The American Civil Liberties Union praised the MPD’s transparency, and said it sets a standard for other departments to follow.
New policies dictate that failure to activate body cameras can result in suspension or termination. Sanctity of life is the “cornerstone” of the use of force policy, according to Arradondo, and officers have a duty to report unreasonable force by another officer.
Officers are also now trained in crisis intervention and de-escalation tactics, he said.
“In the culture of the training of most police departments 10, 15 years ago, the training was to go in there and resolve it quickly,” Arradondo said. “…That has changed.”
Commander Todd Sauvageau, who oversees police training, said MPD use of force techniques are steeped in martial arts. Training is increasingly protective of the head, conscious of potential injury and aware of how a technique looks to bystanders, he said. The Taser was introduced around the early 2000s. And he said use of the baton, which looks bad and often isn’t very helpful, has dropped dramatically over the years.
“If the police have gotten less aggressive, I’m okay with that, that’s a good thing,” said activist Mel Reeves. “…The procedural justice thing is a good idea, if it actually works.”
Reeves said Arradondo has always been responsive, and he’s seen individual officers try to be fair. But the chief’s administration still conducted a “bogus crackdown” on marijuana sales downtown, he said.
“People are dying from opioids, not marijuana,” he said.
Responding to concerns about the disproportionate number of black men arrested over small amounts of marijuana, Arradondo issued a statement in mid-June saying the MPD will no longer focus details on low-level marijuana.

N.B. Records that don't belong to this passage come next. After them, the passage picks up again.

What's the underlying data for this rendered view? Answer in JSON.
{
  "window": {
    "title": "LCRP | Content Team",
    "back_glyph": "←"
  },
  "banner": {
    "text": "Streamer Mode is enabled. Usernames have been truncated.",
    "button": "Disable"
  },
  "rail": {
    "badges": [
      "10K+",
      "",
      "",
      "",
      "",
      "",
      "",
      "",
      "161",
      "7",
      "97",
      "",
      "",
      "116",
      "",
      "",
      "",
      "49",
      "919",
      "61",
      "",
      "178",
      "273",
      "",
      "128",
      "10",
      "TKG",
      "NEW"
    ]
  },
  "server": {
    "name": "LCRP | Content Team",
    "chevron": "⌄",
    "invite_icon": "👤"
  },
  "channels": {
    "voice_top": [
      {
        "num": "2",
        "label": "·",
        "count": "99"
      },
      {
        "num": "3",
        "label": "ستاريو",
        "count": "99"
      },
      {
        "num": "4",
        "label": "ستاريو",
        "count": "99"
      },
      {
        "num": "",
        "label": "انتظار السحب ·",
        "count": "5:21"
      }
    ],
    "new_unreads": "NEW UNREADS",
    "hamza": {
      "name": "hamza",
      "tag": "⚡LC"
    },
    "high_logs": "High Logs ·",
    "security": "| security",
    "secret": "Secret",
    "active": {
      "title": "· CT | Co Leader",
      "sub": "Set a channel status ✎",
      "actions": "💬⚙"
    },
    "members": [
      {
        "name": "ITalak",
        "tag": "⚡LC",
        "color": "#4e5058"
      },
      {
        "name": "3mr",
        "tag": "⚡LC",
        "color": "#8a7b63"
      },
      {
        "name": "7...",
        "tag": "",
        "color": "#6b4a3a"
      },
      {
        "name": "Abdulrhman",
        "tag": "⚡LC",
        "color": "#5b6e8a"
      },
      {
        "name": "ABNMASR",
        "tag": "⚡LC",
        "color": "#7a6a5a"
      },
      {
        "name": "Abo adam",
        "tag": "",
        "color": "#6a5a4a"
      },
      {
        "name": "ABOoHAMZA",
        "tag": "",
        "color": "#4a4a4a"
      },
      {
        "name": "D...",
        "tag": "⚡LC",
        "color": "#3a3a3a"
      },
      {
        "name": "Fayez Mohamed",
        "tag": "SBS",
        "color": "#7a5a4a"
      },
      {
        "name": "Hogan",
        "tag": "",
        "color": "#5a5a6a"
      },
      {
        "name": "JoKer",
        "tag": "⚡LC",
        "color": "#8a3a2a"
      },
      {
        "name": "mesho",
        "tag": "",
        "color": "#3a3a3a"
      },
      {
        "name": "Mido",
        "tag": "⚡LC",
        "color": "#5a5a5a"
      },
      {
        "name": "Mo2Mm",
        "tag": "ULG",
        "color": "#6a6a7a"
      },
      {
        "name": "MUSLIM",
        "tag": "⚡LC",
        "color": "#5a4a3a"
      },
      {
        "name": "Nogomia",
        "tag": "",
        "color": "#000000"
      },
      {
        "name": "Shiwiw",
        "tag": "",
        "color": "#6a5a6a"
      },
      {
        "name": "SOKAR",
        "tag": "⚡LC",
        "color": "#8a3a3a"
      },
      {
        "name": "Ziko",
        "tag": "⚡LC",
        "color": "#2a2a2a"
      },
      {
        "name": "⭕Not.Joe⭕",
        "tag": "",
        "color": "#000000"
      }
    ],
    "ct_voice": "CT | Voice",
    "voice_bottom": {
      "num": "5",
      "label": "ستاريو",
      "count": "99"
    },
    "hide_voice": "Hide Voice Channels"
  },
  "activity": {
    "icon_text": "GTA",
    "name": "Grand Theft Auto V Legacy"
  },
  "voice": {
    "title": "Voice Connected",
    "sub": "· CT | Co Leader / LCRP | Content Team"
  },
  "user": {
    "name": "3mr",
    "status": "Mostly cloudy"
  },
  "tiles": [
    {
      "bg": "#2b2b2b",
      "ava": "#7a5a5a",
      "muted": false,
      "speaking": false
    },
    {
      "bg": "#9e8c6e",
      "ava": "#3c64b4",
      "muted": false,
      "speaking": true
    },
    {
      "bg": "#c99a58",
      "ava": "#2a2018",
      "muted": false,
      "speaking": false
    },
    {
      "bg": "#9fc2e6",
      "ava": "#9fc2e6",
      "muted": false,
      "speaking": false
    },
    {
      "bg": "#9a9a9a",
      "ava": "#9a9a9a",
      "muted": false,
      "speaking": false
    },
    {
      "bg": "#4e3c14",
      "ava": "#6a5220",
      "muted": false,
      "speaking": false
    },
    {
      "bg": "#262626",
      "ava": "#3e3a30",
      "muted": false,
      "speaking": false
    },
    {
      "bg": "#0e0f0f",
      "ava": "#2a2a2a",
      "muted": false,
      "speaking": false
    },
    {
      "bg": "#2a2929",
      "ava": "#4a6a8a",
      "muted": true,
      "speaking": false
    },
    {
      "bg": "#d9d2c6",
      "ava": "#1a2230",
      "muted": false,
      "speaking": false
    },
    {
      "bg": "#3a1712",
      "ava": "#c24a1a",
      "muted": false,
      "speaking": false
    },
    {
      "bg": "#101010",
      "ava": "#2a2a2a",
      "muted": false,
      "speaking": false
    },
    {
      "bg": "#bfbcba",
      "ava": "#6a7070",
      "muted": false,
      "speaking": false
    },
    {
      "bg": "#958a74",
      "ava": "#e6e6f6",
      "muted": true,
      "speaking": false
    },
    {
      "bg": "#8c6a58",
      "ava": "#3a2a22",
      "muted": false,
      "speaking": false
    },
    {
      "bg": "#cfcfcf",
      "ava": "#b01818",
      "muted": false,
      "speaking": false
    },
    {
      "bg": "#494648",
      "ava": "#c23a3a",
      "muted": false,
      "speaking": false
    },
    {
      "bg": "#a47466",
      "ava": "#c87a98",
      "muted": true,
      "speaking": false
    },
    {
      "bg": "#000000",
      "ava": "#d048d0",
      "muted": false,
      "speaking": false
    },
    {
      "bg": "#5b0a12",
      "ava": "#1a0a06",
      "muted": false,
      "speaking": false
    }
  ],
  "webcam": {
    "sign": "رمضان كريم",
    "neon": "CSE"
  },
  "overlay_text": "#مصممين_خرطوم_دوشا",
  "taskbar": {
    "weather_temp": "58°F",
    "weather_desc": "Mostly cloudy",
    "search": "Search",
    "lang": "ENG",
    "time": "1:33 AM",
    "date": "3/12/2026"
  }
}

Reeves also pointed to a recent study highlighted in the New York Times, which showed police killings of unarmed black men hurt the mental health of black residents of that state, particularly in the months following the killing.
“People never ever get over it,” Reeves said. “…They have an added sense of betrayal, and that really does some psychological damage. … It’s no small thing.”
*This story has been corrected to say Thurman Junior Blevins, rather than Blevins Jr.